Upon reviewing the 0x whitepaper, it outlines a refined version of the EtherDelta decentralized exchange. EtherDelta, which operates primarily on the Ethereum network, was one of the first DEXs to gain traction. The latest iteration of its smart contract currently holds approximately $1.4 billion USD in assets, which is impressive given that its user interface remains challenging even for experienced tech enthusiasts.
Gaining a deep understanding of how the EtherDelta exchange operates is crucial for comprehending the current state of decentralized exchanges and the foundational principles behind 0x. In essence, 0x is an enhanced version of EtherDelta, offering improved code and additional functionalities.
The EtherDelta Smart Contract
Ethereum smart contracts are programs that execute on the Ethereum blockchain in a decentralized and immutable manner. The fundamental logic of EtherDelta and other Ethereum-based exchanges is embedded within these smart contracts.

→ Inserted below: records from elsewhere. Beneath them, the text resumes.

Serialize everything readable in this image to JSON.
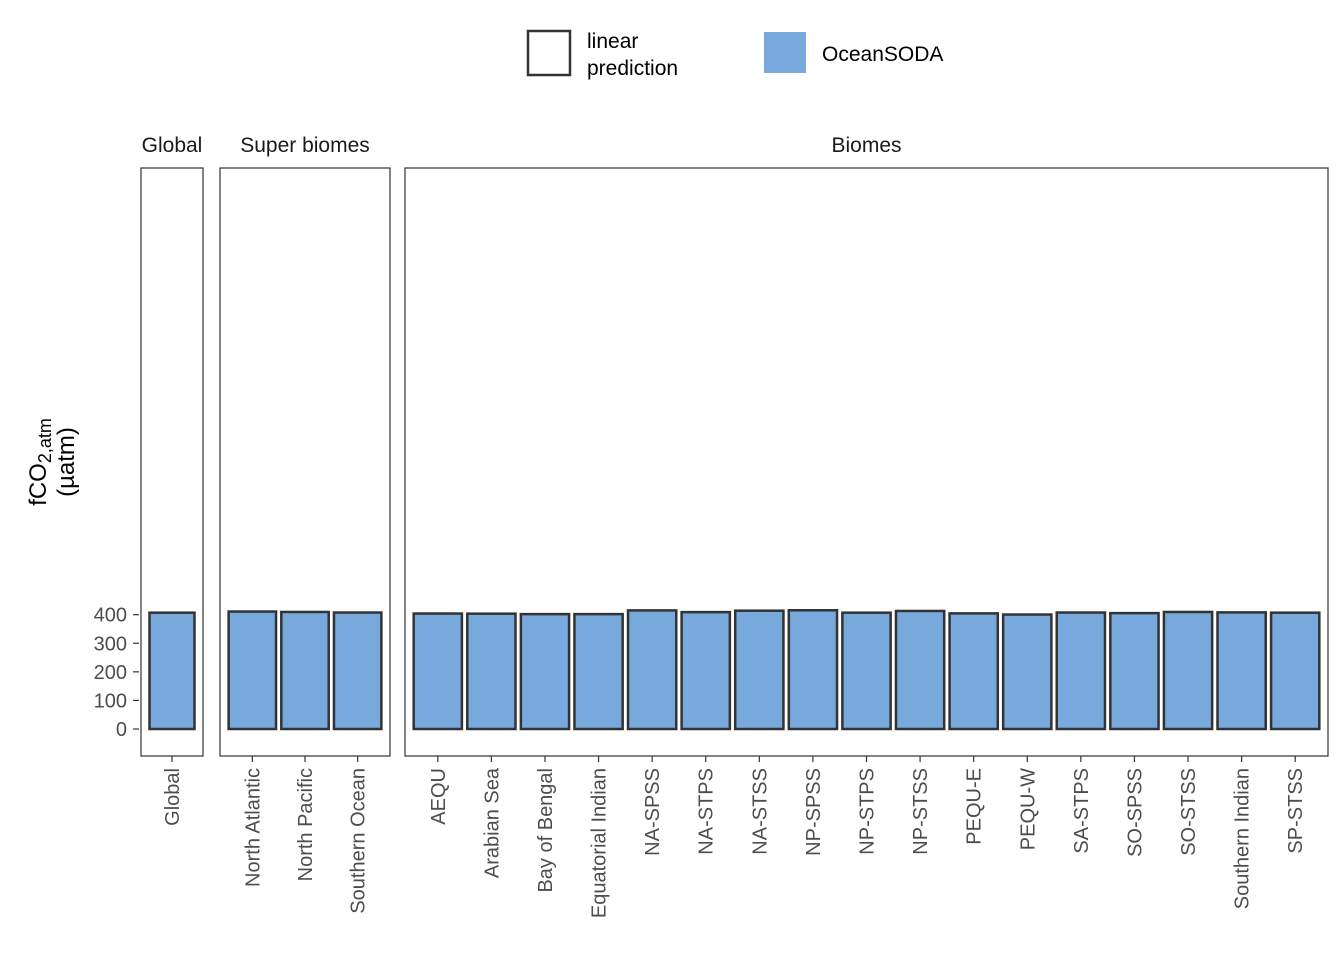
{
  "legend": {
    "items": [
      {
        "label_line1": "linear",
        "label_line2": "prediction",
        "type": "outline",
        "color": "#333333"
      },
      {
        "label": "OceanSODA",
        "type": "fill",
        "color": "#77a9dc"
      }
    ]
  },
  "chart_data": {
    "type": "bar",
    "ylabel_main": "fCO",
    "ylabel_sub": "2,atm",
    "ylabel_units": "(µatm)",
    "ylim": [
      0,
      420
    ],
    "yticks": [
      0,
      100,
      200,
      300,
      400
    ],
    "grid": false,
    "legend_position": "top",
    "colors": {
      "oceansoda": "#77a9dc",
      "outline": "#333333"
    },
    "panels": [
      {
        "title": "Global",
        "categories": [
          "Global"
        ],
        "series": [
          {
            "name": "linear prediction",
            "values": [
              407
            ]
          },
          {
            "name": "OceanSODA",
            "values": [
              407
            ]
          }
        ]
      },
      {
        "title": "Super biomes",
        "categories": [
          "North Atlantic",
          "North Pacific",
          "Southern Ocean"
        ],
        "series": [
          {
            "name": "linear prediction",
            "values": [
              411,
              409.5,
              407.5
            ]
          },
          {
            "name": "OceanSODA",
            "values": [
              411,
              409.5,
              407.5
            ]
          }
        ]
      },
      {
        "title": "Biomes",
        "categories": [
          "AEQU",
          "Arabian Sea",
          "Bay of Bengal",
          "Equatorial Indian",
          "NA-SPSS",
          "NA-STPS",
          "NA-STSS",
          "NP-SPSS",
          "NP-STPS",
          "NP-STSS",
          "PEQU-E",
          "PEQU-W",
          "SA-STPS",
          "SO-SPSS",
          "SO-STSS",
          "Southern Indian",
          "SP-STSS"
        ],
        "series": [
          {
            "name": "linear prediction",
            "values": [
              404,
              403.5,
              402,
              402,
              415,
              409,
              414,
              415.5,
              407,
              413,
              404.5,
              400.5,
              407.5,
              405.5,
              409.5,
              408,
              407
            ]
          },
          {
            "name": "OceanSODA",
            "values": [
              404,
              403,
              402,
              402,
              415,
              407.5,
              414,
              415.5,
              407,
              413,
              403,
              400.5,
              407.5,
              405.5,
              409.5,
              408,
              407
            ]
          }
        ]
      }
    ]
  }
}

Developing such contracts is akin to launching a spacecraft, and they must be meticulously designed and highly secure, as even minor bugs can lead to significant financial losses.
These smart contracts are typically written in a programming language called Solidity, designed to be human-readable. However, once written, the Solidity code is compiled into Ethereum Virtual Machine (EVM) instructions, which are nearly impossible for humans to read directly. Some projects choose not to disclose their Solidity code, relying on "security through obscurity" to protect against potential exploits. For instance, the CryptoKitties genetic diversity smart contract is considered a “closed source.” Nonetheless, it is theoretically possible to reverse-engineer the operations of a smart contract, so one should always approach closed-source contracts with caution.

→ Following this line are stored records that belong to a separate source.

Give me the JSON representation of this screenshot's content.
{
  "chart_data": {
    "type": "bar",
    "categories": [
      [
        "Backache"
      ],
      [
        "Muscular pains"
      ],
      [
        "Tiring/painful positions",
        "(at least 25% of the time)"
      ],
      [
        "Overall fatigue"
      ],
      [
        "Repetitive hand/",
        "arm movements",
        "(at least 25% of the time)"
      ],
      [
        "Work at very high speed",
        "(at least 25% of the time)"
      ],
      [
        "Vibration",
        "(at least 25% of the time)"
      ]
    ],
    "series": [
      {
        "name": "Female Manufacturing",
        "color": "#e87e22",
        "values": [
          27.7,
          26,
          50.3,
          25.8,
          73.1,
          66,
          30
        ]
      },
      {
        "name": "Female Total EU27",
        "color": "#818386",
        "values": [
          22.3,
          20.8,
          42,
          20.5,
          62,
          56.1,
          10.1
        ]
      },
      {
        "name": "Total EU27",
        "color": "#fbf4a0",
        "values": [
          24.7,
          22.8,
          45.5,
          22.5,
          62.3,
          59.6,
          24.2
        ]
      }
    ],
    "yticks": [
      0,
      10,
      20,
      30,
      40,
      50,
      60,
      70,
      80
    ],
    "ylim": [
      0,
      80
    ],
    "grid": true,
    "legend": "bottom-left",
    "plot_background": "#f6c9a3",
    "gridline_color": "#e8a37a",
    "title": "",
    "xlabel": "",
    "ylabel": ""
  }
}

However, the Solidity code for the EtherDelta smart contract is publicly accessible on Etherscan. Below, we will analyze the two primary components of this contract: Fund Management and Trading Logic.
Fund Management
One of EtherDelta’s distinguishing features is that it gives users complete control over their funds. However, users must transfer their assets into the smart contract to use the platform. Although these funds are pooled within the contract, they are tracked transparently on the distributed ledger, maintaining user control. This process may seem complex, but the key takeaway is that users can deposit or withdraw their assets anytime without requiring approval from a third party.
As illustrated in the accompanying code snippet, there are two distinct mechanisms for moving funds within EtherDelta. One handles ETH—the native currency of Ethereum—while the other manages ERC-20 tokens. Most ICOs and tradable tokens today conform to the ERC-20 standard on the Ethereum blockchain, which provides standardized methods for their transfer and management.
In the provided code, only one of these methods is marked as "payable," a safeguard in Solidity that explicitly allows the transfer of ETH to a specific function call. In contrast, the `deposition` function for ERC-20 tokens requires an additional authorization step to transfer these tokens into the smart contract.
Trading Logic
EtherDelta allows new market orders to be stored either on-chain or off-chain. An on-chain order is stored directly within the smart contract, while an external party, such as a centralized server, manage an off-chain order. In practice, EtherDelta does not store any orders on-chain due to the high costs and slower transaction speeds associated with such storage. Instead, a more efficient mechanism is employed, which leverages off-chain order management to facilitate trading.
Conclusion
We have explored the fundamental components of a decentralized exchange (DEX) operating on the Ethereum blockchain. The 0x project builds upon these basics, introducing enhancements such as open standards for off-chain order management, thoroughly tested and well-documented smart contracts, and additional trading mechanisms. However, at its core, the underlying processes and cryptographic principles remain consistent with those used in traditional decentralized exchanges.